Para justificar esta complementaridade, esta junção de oposto, demonstrada por Jung, é preciso buscar em Gilbert Durand a base conceitual, sem querer fazer aqui um tratado, mas somente um devaneio, conforme G. Bachelard – algo como perder-se em reflexões poéticas em temas acadêmicos; poesia nas reflexões científicas.
Pois bem, no seu estudo sobre os Regimes de Imagens – Diurno e Noturno -, os Micro-Universos Míticos – Heróico, Místico e Sintético – são apontados como schèmesque estruturam o Imaginário do indivíduo ou do grupo, como um símbolo motor, para Bachelard.

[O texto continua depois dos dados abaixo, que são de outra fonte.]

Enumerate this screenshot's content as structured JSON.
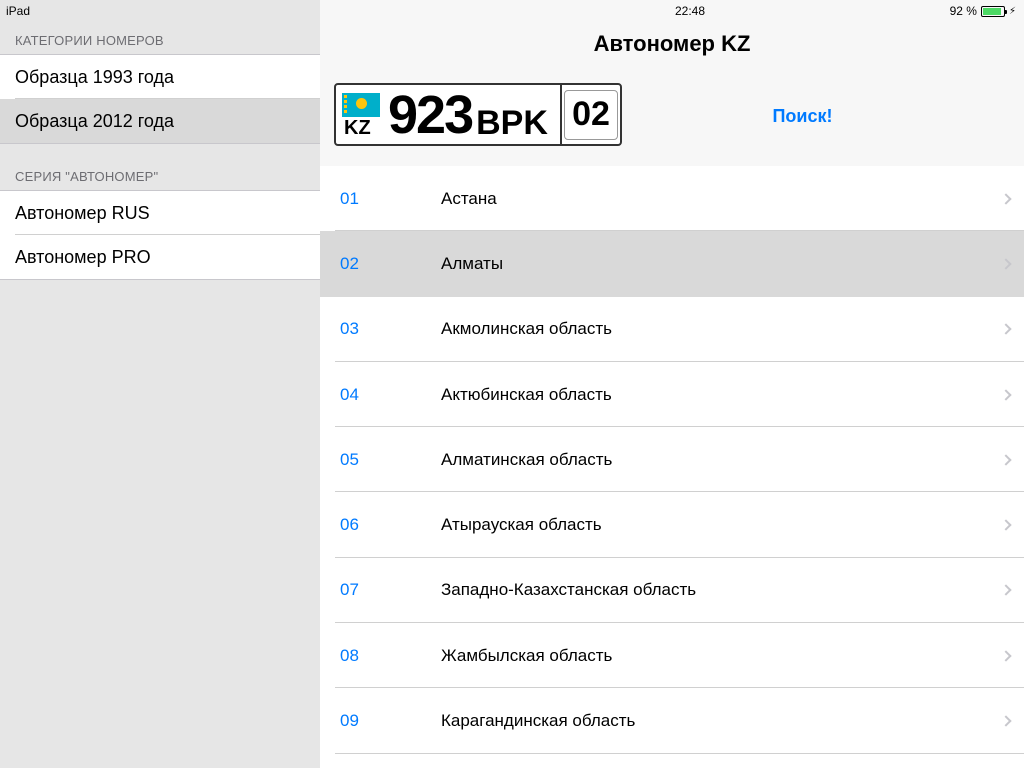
{
  "status": {
    "device": "iPad",
    "time": "22:48",
    "battery": "92 %",
    "battery_level": 0.92
  },
  "sidebar": {
    "sections": [
      {
        "header": "КАТЕГОРИИ НОМЕРОВ",
        "items": [
          {
            "label": "Образца 1993 года",
            "selected": false
          },
          {
            "label": "Образца 2012 года",
            "selected": true
          }
        ]
      },
      {
        "header": "СЕРИЯ \"АВТОНОМЕР\"",
        "items": [
          {
            "label": "Автономер RUS",
            "selected": false
          },
          {
            "label": "Автономер PRO",
            "selected": false
          }
        ]
      }
    ]
  },
  "main": {
    "title": "Автономер KZ",
    "plate": {
      "country": "KZ",
      "number": "923",
      "letters": "BPK",
      "region": "02"
    },
    "search_label": "Поиск!",
    "regions": [
      {
        "code": "01",
        "name": "Астана",
        "selected": false
      },
      {
        "code": "02",
        "name": "Алматы",
        "selected": true
      },
      {
        "code": "03",
        "name": "Акмолинская область",
        "selected": false
      },
      {
        "code": "04",
        "name": "Актюбинская область",
        "selected": false
      },
      {
        "code": "05",
        "name": "Алматинская область",
        "selected": false
      },
      {
        "code": "06",
        "name": "Атырауская область",
        "selected": false
      },
      {
        "code": "07",
        "name": "Западно-Казахстанская область",
        "selected": false
      },
      {
        "code": "08",
        "name": "Жамбылская область",
        "selected": false
      },
      {
        "code": "09",
        "name": "Карагандинская область",
        "selected": false
      }
    ]
  },
  "colors": {
    "accent": "#007aff",
    "selected_row": "#d9d9d9",
    "sidebar_bg": "#e6e6e6",
    "battery": "#4cd964"
  }
}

Assim, é possível compreender o shème como um conceito que une “os gestos inconscientes da sensório-motricidade entre as dominantes reflexas e as representações” (DURAND, 1989, 42)[1] –, que se relacionam com o ambiente natural e social, determinando os grandes arquétipos (ainda Durand). Numa aproximação rasteira, pode-se pensar nos schémes como actantes (cf. Algirdas Julien Greimas; 1917-1992) – participante ativo em qualquer forma de narrativa -; entendendo com Yves Durand(1988)[2], os actantes são dados intermediários, com função dramática, que organizam o pano de fundo dos acontecimentos sociais, dos dramas sociais; portanto, organizam os motivos cênicos dos acontecimentos, em relação a “um nó dramatúrgico estruturado segundo as modalidades relevantes da criação do imaginário” (Durand, 1988, 253)[3], assim “do mesmo modo que os componentes naturais adquirem uma significação arquetipal por meio de um sentido dado pelos schèmes, os componentes dramatúrgicos vividos e assimilados pelos schèmes, constituem os actantes” (idem, 254)[4]. Justificada a aproximação de schème e actante, pode-se buscar os mitemas – menor unidade semântica assinalada pela redundância no discurso – que desvelam o mito Fundador ou Reitor da narrativa; neste caso, as formas de ver e narrar a cidade.
Se a cidade se desenvolve em animus, conforme dito acima, pode-se compreender que na tripartição do Imaginário feita por G. Durand (1989)[5], a cidade se enquandra no Micro-Universo Mítico Sintético, já que une as forças opostas em um mesmo espaço; na cidade o refúgio está garantido, mas as disputas e as contendas, também. O que une separa num eterno ciclo em busca do sossego e da paz…jamais alcançada – somente em Shangri-lá…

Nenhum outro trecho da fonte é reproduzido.